3e axe : un État qui dépense mieux.
Je souhaite rendre plus concrète une formule qui parait aujourd'hui éculée. Je ne prendrai qu'un exemple : comment dépenser mieux en matière d'immobilier public ? La mission d'évaluation et de contrôle de l'Assemblée nationale formule à cet égard un certain nombre de critiques, auxquelles j'ai répondu point par point la semaine dernière.
Il faut tout d'abord se fixer des objectifs. Les miens sont très simples :
1/ la qualité de service doit être l'objectif premier
2/ cette qualité doit être obtenue au moindre coût. Pour cela, j'ai décidé la mise en uvre de trois séries d'orientation.
- première orientation : il y aura, dorénavant, un schéma pluriannuel immobilier pour chaque ministère ; il sera élaboré contradictoirement et, le cas échéant, arbitré par le Premier ministre. Ces questions sont depuis trop longtemps gérées dans la confidentialité et l'opacité. Dorénavant, il s'agira d'affaires politiques.
- deuxième orientation : le mécanisme des loyers budgétaires pour les bâtiments domaniaux sera expérimenté puis généralisé. Lorsqu'on a conscience que l'espace n'est pas " gratuit ", c'est une incitation forte à rationaliser l'utilisation des locaux, à procéder à des ventes et des regroupements géographiques. Les ministères qui procèderont à des cessions récupéreront en effet le montant du loyer et seront ainsi intéressés à 100 %.

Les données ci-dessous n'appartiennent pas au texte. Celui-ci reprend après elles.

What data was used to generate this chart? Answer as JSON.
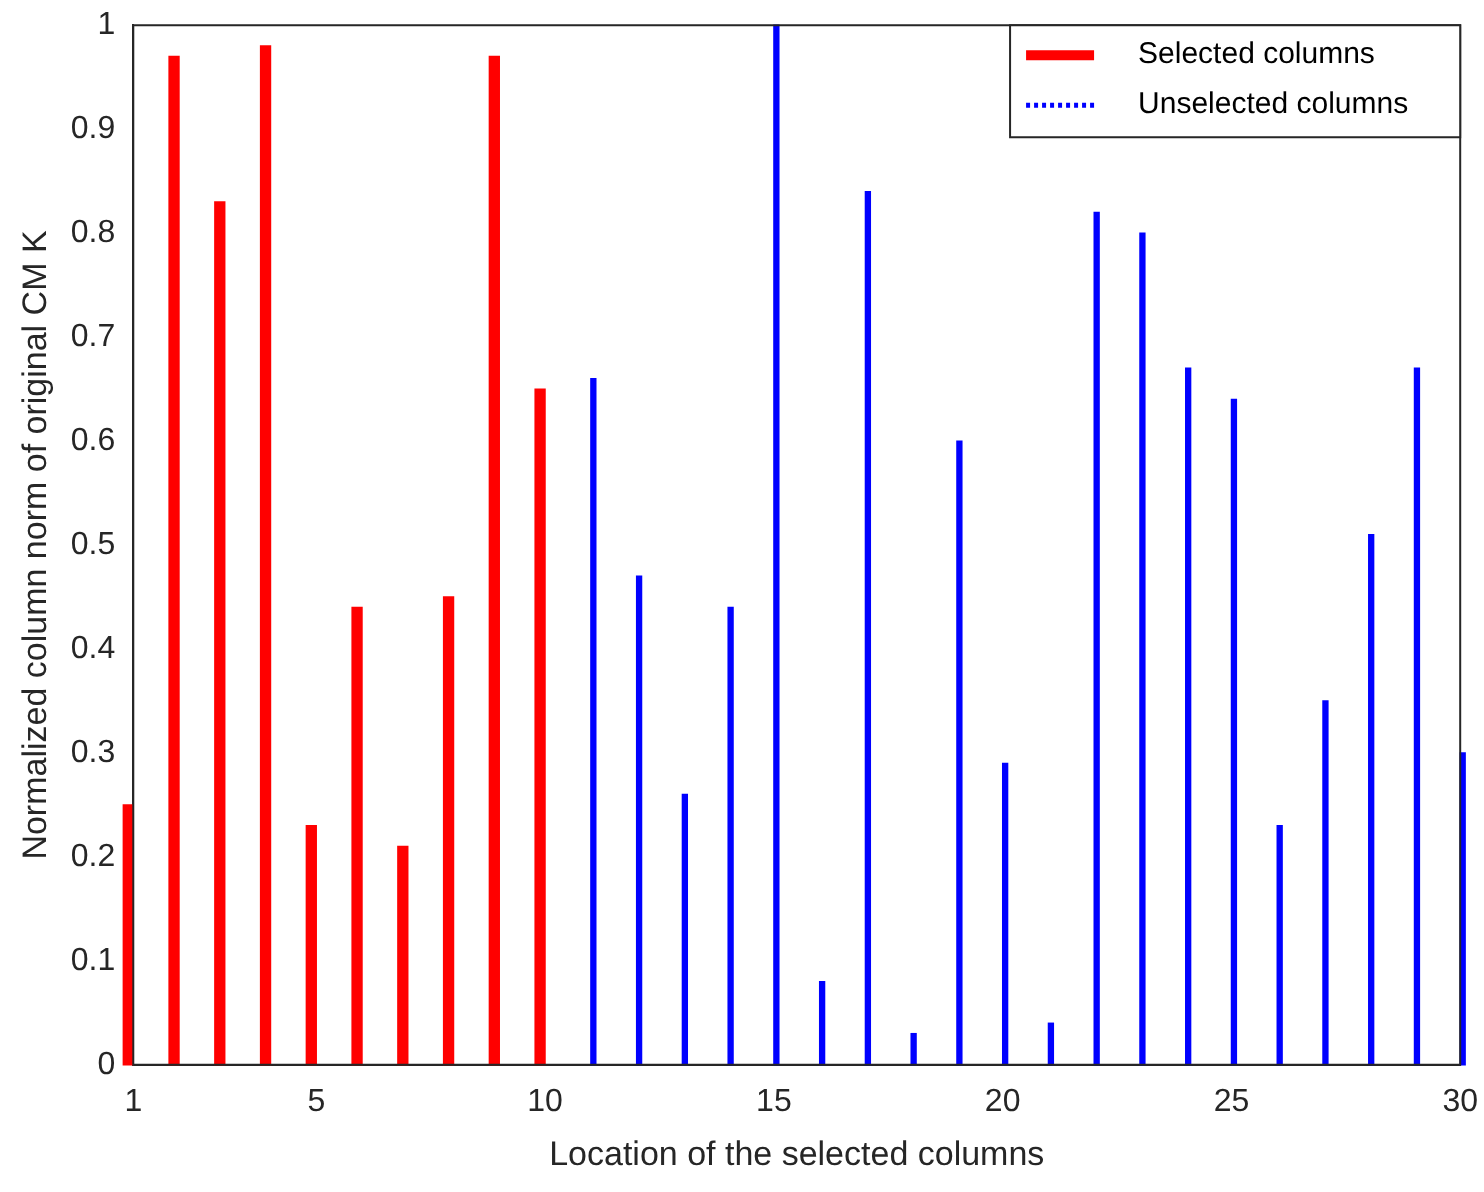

- troisième et dernière orientation : l'administration des domaines va devenir un pôle d'excellence pour la gestion de l'immobilier public : je souhaite à cet effet la doter de tous les moyens et des compétences permettant de remplir cette mission. Il ne s'agit pas de multiplier les structures nouvelles, mais de dynamiser celles qui existent.